In der Stephanskirche Wien ertönte ein Lobpreis für den heiligen Andreas
Te Deum und Festbeiträge zum rumänischen Nationalfeiertag in der Pfarrkirche „Hl. Stefan der Große“ in Wien. Foto: Gemeinde
Die rumänisch-orthodoxe Gemeinde „Hl. Stefan der Große“ in Wien hat am Sonntag, dem 30. November 2025, den rumänischen Nationalfeiertag mit einem Te Deum begangen. Geistliche, Gemeindemitglieder und zahlreiche Gäste würdigten dabei den heiligen Apostel Andreas und die Große Vereinigung Rumäniens. Darüber berichtete die Gemeinde auf ihrer Facebook-Seite.
In der Wiener Stephanskirche gedachten die Gemeindemitglieder und Gäste des heiligen Apostels Andreas, dem Landespatron. Im Anschluss gestalteten Kinder der Pfarrschule sowie der Kinder- und Pfarrchor einen bewegenden künstlerischen Beitrag mit Gedichten und Liedern, die dem Anlass gewidmet waren.
Nach der Heiligen Liturgie sang die Gemeinde gemeinsam die rumänische Nationalhymne. Viele Gläubige nahmen teil und verbanden ihre Dankbarkeit für die Große Vereinigung Rumäniens mit dem Erlebnis gemeinsamer Liturgie und Feier.
Unter den Gästen befanden sich Dr. Cristian Ionuș, Attaché des rumänischen Innenministeriums in Wien, sowie Ministerialrätin Janette-Constanța Carabașu vom rumänischen Konsulat. Ebenfalls anwesend war eine Pilgergruppe aus Timișoara unter der Begleitung von Priester Alexandru.

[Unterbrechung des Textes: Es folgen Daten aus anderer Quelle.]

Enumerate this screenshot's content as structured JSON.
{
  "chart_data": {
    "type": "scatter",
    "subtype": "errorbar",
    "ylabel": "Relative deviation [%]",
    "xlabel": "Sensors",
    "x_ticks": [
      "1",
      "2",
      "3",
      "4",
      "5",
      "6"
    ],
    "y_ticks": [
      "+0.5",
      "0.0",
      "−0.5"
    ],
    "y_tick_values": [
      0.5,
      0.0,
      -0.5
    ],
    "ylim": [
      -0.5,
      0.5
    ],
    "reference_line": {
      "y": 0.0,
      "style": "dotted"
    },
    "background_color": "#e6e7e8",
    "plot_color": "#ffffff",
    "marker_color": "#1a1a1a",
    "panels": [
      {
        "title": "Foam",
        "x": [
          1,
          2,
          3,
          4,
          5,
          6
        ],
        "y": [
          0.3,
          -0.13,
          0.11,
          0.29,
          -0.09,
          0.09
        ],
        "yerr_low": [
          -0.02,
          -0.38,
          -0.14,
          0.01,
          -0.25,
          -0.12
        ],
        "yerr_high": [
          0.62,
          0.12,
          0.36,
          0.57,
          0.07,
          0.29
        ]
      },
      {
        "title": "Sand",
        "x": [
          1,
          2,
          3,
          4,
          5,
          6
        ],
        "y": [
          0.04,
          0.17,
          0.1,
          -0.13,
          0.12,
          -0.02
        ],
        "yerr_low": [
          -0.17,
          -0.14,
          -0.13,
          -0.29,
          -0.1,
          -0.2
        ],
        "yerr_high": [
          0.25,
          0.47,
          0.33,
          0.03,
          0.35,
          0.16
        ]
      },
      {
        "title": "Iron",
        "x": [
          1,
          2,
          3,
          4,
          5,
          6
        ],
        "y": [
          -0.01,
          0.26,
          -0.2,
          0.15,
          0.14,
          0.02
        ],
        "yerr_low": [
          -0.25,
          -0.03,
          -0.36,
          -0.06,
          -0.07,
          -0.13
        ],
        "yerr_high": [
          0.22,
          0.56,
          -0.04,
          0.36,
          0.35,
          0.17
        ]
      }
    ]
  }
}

Ein besonderer Dank von Gemeindepriester Emanuel Nuțu galt den Chören „Cherubimii“ und „Sf. Ștefan cel Mare“ unter der Leitung von Prof. Dr. Teodor Coresi sowie den Rezitatoren patriotischer Gedichte, ausgewählt von Prof. Carmen Șereș. Die Gemeinde betonte den Geist der Einheit und Verbundenheit, der den Festtag prägte.
Die UOJ berichtete zuvor, dass sich evangelische Religionslehrer in der Wiener rumänisch-orthodoxen Gemeinden über die Orthodoxie fortgebildet hatten.